En ese proceso de encontrar sentido a mi historia desde una dimensión de fe, los personajes de la Biblia a los que me aferré identificándome con sus debilidades cobraron una importancia vital. Ciertamente también gracias a ellos no perdí la fe en los momentos de mayor duda, cansancio o desesperanza durante los años de armario. Ahora daba un paso más al reconocer de qué forma Dios había hecho de sus particulares desconfianzas hacia Él los cimientos de una fe inquebrantable. A Jonás, a Abrahám, a Job, a Pedro o a Tomás no les tuvo en cuenta nada sino más bien decidió seguir derramando sobre ellos suficientes razones para que se sintiesen dichosos.
Tomás es especial. Su incredulidad no responde tanto a una falta de fe sino a la necesidad de cerciorarse de que es verdad eso que cree. Algo así como cuando escuchamos que llueve pero necesitamos sacar el brazo por la ventana y notar cómo nos mojamos. Solo entonces nos convencemos de que cae la lluvia. A Tomás no le bastaba que sus hermanos le contaran que el Maestro vivía. Necesitaba verlo, sentirlo para confirmar su confianza en que Cristo había resucitado.

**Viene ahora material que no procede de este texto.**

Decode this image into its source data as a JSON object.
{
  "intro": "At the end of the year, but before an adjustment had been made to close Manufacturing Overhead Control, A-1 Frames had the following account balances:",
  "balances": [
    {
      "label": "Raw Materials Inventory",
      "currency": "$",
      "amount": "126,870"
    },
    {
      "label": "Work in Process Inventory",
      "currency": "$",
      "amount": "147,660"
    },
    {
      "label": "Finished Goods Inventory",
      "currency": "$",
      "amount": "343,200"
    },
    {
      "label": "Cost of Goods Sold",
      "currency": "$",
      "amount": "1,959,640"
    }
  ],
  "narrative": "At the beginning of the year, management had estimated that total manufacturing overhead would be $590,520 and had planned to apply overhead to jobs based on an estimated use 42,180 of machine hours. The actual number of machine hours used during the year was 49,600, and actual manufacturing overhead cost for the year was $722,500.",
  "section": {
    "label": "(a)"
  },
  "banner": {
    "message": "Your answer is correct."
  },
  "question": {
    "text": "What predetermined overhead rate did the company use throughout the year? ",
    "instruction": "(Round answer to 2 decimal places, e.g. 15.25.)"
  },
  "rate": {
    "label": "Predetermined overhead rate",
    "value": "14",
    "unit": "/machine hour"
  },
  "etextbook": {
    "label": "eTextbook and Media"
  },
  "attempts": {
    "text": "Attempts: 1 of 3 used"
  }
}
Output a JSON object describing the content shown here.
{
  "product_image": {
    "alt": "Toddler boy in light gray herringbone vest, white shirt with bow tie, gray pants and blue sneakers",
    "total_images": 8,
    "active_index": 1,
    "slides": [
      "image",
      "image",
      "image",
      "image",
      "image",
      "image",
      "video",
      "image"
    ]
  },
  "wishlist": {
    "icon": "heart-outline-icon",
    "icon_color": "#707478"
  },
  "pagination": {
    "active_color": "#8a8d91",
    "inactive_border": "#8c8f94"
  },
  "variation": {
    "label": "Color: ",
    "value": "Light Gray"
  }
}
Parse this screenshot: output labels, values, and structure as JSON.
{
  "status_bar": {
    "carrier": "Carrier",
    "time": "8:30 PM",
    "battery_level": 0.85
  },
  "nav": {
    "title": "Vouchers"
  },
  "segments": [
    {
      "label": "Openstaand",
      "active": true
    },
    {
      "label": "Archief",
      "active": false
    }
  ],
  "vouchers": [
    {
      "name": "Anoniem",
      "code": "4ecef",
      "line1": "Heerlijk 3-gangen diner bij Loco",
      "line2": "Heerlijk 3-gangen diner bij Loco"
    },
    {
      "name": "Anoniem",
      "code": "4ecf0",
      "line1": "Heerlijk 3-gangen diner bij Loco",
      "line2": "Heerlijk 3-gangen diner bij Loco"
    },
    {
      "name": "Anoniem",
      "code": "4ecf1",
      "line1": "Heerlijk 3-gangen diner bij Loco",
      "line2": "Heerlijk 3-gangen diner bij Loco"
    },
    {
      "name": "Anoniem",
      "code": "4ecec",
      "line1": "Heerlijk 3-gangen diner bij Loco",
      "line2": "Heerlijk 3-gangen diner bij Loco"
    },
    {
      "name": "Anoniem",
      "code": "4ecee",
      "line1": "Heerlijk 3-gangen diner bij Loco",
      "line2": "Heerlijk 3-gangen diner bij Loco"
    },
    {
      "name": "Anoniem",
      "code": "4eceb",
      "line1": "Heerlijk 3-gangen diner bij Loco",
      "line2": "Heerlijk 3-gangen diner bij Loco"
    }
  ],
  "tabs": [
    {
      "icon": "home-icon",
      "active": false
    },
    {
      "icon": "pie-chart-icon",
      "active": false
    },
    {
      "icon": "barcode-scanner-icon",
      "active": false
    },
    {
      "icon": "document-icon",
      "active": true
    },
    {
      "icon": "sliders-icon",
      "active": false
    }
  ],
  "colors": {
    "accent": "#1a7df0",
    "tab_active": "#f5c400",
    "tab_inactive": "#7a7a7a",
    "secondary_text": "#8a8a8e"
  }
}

De alguna manera mi decisión de salir del armario se movía por los mismos impulsos de Tomás. Necesitaba ver a Jesús para asegurarme de que estaba ahí. Como le pasaba a Tomás, sabía que encontrarme con el Maestro significaría que todo lo anterior tenía sentido, que no iba a ser un fracaso, que el tiempo de desierto había valido la pena.
Sé que Cristo vive porque me permitió ponerme ante su costado y sus manos heridas. Eran como un espejo claro en el que me reflejaba, donde pude ver mis penas, mi amargura, mi cansancio, mi desesperanza, mi aflicción,… mientras sentía cómo me decía que no fuera incrédulo, sino creyente, que estuviera tranquilo porque Él me amaba sin despreciar ni un solo cabello de mi cabeza. Cuando levanté la mirada todo mi dolor había desaparecido y fui capaz de proclamar “¡Señor mío y Dios mío!”.
La historia de Tomás es muy bella porque solo a él le fue permitido ponerse ante el Maestro para que, si hubiese querido, tocase sus heridas. Quienes piensan que Jesús le recrimina sus dudas cuando le dice “¿Porque me has visto has creído? Dichosos los que creen sin haber visto”, están equivocados. Lo sé porque soy uno de tantos que recelamos de que Dios nos ame y, por tanto, dudamos que hubiese resucitado en nosotros. Soy por eso uno de los que Cristo atrae hasta notar su aliento, porque sabe nuestras historias, nuestras luchas, nuestros celos. Sabe que nos vemos en sus heridas y que nuestro “Señor mío y Dios mío” no es sólo una expresión de fe sino nuestra manera de decir que hemos vuelto a casa.